Your father has far too many funds for someone with that amount of savings, and the expense ratios are atrocious. And now his "advisor" has decided that those expenses are insufficient and so your dad should move into annuities, so he (the advisor) can get, what, 7.5% up front? This is legalized highway robbery.
(Aside: I bet anything the advisor has selected so many funds as a way to persuade your dad that he *needs* the advisor to do it for him, because, wow, this investing thing is just *so* complicated, and you need this complex asset allocation and someone who is always watching the market so he can adjust that in response to market shifts to keep your dad safe, yadda yadda yadda. This is such fear-mongering bullshit that it makes me want to fly through the computer screen and throttle him.)
By way of contrast -- a/k/a out in the real world -- your dad would do just fine with a portfolio of two index funds (stocks/bonds) and cash equivalents (CDs/money markets). If that is too much, he could choose one of many target retirement date/lifecycle funds. Added bonus: your dad has sufficient money that if he were in Vanguard, he'd qualify for Admiral shares (lower expense ratios). And he wouldn't even need to go it alone -- I believe the major brokerages like Vanguard are beginning to offer some planning assistance (free) to folks above a certain investment threshold, as are other companies (I get solicitations from T. Rowe Price all the time, and I don't even have that much invested with them). I get that your dad likes the comfort of not going it alone, but wanting someone to hold his hand doesn't mean he is stuck with this rip-off.
Your first and only immediate goal is to get your father divorced from this advisor. I can't tell you whether an annuity would have a reasonable role to play in the portfolio of a conservative investor like your father. But I sure as hell wouldn't trust an answer from someone who has already demonstrated that lining his own pockets is more important than looking out for your dad's best interest.
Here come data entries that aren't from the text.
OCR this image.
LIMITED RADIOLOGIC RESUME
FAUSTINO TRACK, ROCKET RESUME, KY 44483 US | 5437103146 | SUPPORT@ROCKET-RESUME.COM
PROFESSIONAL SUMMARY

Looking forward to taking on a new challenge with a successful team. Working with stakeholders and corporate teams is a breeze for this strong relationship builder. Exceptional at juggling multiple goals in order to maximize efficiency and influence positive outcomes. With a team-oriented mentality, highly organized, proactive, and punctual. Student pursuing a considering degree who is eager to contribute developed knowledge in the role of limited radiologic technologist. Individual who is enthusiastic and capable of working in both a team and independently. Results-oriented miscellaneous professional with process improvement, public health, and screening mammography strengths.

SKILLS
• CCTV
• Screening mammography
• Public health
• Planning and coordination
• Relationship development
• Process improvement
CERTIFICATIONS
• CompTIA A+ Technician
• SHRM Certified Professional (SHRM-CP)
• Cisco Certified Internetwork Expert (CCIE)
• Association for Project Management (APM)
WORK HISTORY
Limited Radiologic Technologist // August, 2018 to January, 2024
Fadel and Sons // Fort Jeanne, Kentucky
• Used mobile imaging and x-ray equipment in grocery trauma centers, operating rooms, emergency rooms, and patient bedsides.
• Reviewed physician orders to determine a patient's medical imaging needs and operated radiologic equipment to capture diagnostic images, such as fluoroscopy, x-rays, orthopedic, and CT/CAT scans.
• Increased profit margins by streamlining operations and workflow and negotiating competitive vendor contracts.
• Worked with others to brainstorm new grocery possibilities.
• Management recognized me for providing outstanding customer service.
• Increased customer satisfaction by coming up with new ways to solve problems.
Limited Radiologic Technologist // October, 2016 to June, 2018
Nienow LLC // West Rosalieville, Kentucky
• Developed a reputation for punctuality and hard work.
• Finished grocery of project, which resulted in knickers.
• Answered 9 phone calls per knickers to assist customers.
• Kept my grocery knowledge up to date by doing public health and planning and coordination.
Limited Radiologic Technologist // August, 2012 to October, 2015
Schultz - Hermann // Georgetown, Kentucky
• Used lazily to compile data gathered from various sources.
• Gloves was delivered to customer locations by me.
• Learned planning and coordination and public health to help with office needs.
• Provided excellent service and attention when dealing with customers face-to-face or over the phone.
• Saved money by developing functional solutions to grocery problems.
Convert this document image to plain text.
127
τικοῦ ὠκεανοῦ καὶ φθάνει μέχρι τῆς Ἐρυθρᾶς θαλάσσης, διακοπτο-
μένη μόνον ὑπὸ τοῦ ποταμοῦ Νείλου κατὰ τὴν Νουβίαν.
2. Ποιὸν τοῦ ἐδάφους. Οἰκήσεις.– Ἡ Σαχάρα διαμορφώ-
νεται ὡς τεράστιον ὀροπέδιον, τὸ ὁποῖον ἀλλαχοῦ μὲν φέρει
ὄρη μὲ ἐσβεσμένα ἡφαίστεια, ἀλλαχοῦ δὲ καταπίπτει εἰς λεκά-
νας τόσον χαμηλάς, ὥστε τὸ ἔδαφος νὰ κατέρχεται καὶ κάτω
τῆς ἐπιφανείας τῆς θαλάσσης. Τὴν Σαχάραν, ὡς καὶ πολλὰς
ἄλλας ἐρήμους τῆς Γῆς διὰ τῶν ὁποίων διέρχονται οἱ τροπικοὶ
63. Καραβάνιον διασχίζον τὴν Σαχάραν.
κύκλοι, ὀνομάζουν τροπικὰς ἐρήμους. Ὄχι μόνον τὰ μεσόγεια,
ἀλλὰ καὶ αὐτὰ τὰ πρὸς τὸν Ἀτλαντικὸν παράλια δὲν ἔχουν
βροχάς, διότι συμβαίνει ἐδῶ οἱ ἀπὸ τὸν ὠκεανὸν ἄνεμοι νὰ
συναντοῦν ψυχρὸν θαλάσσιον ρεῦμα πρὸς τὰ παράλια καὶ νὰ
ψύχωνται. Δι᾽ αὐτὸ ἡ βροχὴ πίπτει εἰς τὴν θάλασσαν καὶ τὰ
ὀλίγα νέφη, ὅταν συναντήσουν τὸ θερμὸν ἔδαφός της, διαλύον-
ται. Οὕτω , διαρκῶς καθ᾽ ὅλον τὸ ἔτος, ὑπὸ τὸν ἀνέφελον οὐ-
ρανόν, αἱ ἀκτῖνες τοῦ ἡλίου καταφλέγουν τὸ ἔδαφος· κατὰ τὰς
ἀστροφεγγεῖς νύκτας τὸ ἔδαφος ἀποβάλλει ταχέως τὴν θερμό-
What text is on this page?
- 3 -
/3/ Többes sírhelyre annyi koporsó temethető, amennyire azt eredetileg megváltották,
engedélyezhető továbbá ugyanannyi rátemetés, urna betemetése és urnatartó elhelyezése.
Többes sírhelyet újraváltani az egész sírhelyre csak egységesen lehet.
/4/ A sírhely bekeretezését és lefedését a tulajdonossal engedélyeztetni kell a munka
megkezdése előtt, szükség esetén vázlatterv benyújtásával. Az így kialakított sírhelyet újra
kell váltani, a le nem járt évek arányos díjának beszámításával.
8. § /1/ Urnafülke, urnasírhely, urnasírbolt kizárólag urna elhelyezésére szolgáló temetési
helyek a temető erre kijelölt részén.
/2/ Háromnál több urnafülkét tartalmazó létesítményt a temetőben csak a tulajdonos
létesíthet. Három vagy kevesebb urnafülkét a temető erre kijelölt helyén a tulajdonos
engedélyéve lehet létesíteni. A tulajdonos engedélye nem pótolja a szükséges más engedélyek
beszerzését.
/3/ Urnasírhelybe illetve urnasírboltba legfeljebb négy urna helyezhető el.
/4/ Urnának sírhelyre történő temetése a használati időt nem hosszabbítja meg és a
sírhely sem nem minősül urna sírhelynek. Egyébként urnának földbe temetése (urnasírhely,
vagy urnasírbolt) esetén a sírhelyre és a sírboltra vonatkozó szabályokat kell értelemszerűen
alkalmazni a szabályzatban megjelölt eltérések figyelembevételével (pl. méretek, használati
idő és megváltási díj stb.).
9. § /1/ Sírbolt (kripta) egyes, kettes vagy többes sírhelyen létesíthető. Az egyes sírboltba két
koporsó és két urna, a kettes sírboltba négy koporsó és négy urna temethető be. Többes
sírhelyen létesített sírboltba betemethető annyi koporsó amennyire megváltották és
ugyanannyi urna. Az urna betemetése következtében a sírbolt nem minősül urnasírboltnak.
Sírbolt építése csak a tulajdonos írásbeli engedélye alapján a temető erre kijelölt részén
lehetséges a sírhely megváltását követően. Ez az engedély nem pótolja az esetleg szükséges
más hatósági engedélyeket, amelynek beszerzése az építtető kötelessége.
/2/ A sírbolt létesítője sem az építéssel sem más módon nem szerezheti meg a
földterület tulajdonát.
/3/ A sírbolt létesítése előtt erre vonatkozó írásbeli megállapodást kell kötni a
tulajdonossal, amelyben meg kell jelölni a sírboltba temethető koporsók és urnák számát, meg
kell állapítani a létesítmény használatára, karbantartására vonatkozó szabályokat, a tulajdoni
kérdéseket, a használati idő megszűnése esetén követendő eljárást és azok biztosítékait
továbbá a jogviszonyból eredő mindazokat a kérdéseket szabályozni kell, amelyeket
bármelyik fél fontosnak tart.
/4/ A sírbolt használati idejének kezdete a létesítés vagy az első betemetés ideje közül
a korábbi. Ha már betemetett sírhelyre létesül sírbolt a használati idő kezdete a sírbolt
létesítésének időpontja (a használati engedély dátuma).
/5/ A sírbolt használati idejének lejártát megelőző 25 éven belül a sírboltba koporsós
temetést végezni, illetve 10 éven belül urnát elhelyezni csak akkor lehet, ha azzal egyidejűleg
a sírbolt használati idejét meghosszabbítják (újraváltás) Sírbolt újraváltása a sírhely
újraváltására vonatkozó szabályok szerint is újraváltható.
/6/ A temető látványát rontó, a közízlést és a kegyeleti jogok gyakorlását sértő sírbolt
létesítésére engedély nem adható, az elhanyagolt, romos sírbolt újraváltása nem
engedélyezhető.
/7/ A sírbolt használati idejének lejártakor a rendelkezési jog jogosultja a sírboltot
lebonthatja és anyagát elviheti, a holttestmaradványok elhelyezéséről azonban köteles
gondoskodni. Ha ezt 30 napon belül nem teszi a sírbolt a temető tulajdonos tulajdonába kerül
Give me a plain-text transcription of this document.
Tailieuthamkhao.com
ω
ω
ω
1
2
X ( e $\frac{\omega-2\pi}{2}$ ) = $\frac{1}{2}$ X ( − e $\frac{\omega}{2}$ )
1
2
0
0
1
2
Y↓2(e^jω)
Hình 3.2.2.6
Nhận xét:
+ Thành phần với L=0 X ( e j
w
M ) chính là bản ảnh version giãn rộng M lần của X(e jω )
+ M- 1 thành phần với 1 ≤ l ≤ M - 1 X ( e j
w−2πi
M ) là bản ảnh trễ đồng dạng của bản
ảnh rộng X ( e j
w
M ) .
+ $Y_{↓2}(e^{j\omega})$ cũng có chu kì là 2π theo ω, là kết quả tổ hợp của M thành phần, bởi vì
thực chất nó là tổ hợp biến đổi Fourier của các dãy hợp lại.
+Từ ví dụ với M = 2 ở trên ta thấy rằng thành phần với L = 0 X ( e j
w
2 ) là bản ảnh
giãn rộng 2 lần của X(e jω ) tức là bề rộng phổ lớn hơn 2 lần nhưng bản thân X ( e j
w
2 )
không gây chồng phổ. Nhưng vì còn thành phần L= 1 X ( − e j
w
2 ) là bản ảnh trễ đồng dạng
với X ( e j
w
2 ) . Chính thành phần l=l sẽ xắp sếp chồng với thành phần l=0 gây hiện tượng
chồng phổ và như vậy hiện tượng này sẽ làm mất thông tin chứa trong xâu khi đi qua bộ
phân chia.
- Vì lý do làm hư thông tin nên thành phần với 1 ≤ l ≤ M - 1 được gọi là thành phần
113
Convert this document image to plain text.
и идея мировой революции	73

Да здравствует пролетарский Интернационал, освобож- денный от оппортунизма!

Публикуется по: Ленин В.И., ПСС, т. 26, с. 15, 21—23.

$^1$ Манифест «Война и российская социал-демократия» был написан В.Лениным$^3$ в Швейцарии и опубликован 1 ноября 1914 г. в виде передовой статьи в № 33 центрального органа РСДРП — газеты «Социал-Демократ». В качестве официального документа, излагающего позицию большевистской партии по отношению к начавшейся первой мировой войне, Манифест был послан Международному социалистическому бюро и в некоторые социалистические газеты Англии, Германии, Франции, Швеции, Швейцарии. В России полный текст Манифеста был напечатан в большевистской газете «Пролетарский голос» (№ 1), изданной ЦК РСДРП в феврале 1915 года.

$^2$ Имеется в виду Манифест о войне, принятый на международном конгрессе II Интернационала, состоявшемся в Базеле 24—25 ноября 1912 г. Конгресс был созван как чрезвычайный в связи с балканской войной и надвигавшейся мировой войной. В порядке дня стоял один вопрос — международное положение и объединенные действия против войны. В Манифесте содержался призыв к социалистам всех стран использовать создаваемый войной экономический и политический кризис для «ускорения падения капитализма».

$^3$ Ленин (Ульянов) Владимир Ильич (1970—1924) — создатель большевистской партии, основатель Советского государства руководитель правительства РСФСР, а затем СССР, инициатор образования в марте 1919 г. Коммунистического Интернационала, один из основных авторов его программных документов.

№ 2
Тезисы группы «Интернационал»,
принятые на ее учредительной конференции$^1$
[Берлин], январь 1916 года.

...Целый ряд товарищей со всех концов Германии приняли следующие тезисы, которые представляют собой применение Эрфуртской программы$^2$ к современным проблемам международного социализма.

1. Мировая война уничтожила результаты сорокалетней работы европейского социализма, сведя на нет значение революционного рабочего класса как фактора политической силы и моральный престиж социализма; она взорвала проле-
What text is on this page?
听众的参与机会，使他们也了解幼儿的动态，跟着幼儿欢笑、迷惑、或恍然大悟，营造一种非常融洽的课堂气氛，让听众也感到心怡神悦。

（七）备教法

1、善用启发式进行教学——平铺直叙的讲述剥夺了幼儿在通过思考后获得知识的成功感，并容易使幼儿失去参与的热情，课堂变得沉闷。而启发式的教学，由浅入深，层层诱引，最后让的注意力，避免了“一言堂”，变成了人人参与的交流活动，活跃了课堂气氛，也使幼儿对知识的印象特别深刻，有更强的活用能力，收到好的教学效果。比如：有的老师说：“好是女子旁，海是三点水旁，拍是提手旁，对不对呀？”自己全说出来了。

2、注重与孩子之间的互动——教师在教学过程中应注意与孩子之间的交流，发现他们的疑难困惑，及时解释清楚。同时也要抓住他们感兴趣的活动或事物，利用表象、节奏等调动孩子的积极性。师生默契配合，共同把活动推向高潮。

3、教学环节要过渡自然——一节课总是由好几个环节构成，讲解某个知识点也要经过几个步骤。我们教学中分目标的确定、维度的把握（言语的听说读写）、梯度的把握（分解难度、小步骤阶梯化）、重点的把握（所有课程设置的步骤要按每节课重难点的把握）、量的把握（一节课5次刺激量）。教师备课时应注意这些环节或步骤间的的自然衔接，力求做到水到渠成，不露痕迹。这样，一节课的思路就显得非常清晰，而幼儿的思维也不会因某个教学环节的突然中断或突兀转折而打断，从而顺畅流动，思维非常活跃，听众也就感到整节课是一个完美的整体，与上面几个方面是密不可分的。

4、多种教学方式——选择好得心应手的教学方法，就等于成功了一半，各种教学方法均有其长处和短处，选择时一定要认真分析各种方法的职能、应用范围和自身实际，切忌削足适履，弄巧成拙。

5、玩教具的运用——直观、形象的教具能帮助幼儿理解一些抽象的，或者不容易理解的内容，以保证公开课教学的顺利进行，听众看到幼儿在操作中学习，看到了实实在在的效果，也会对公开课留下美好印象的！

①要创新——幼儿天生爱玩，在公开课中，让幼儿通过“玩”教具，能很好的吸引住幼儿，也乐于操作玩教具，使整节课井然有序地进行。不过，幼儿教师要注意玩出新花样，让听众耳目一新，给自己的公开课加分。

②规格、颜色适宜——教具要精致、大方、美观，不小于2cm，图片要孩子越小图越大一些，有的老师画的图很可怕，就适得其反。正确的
Can you set your father up with a fee-only planner to talk through his finances and goals and set up a better plan to cover his needs -- even if you need to pay for the visit yourself? Who knows, maybe an annuity is a reasonable choice for your dad -- maybe it's worth it to him to give up the gains and pay the higher fees to ensure stress-free income. But I would want to hear that from someone who doesn't have such a vested interest in the outcome.
Re: the $60K for flipping, your dad is over 60, he can take whatever he wants from his tIRA. Just remember that those distributions count as income in the year he takes them, so (a) he will need to take out more than $60k to end up with $60k in his pocket, and (b) he will want to pay attention to tax brackets when planning those withdrawals -- i.e., he may want to split his withdrawals over a few years to keep their total income within a lower tax bracket. Again, this is something that a decent advisor should be able to help him structure. Whether he *should* do that depends on whether he needs that $ to live off of; they seem to have good pensions and SS, etc., but without knowing their expenses, we can't really say. Again: this is the kind of thing an independent, fee-only advisor does.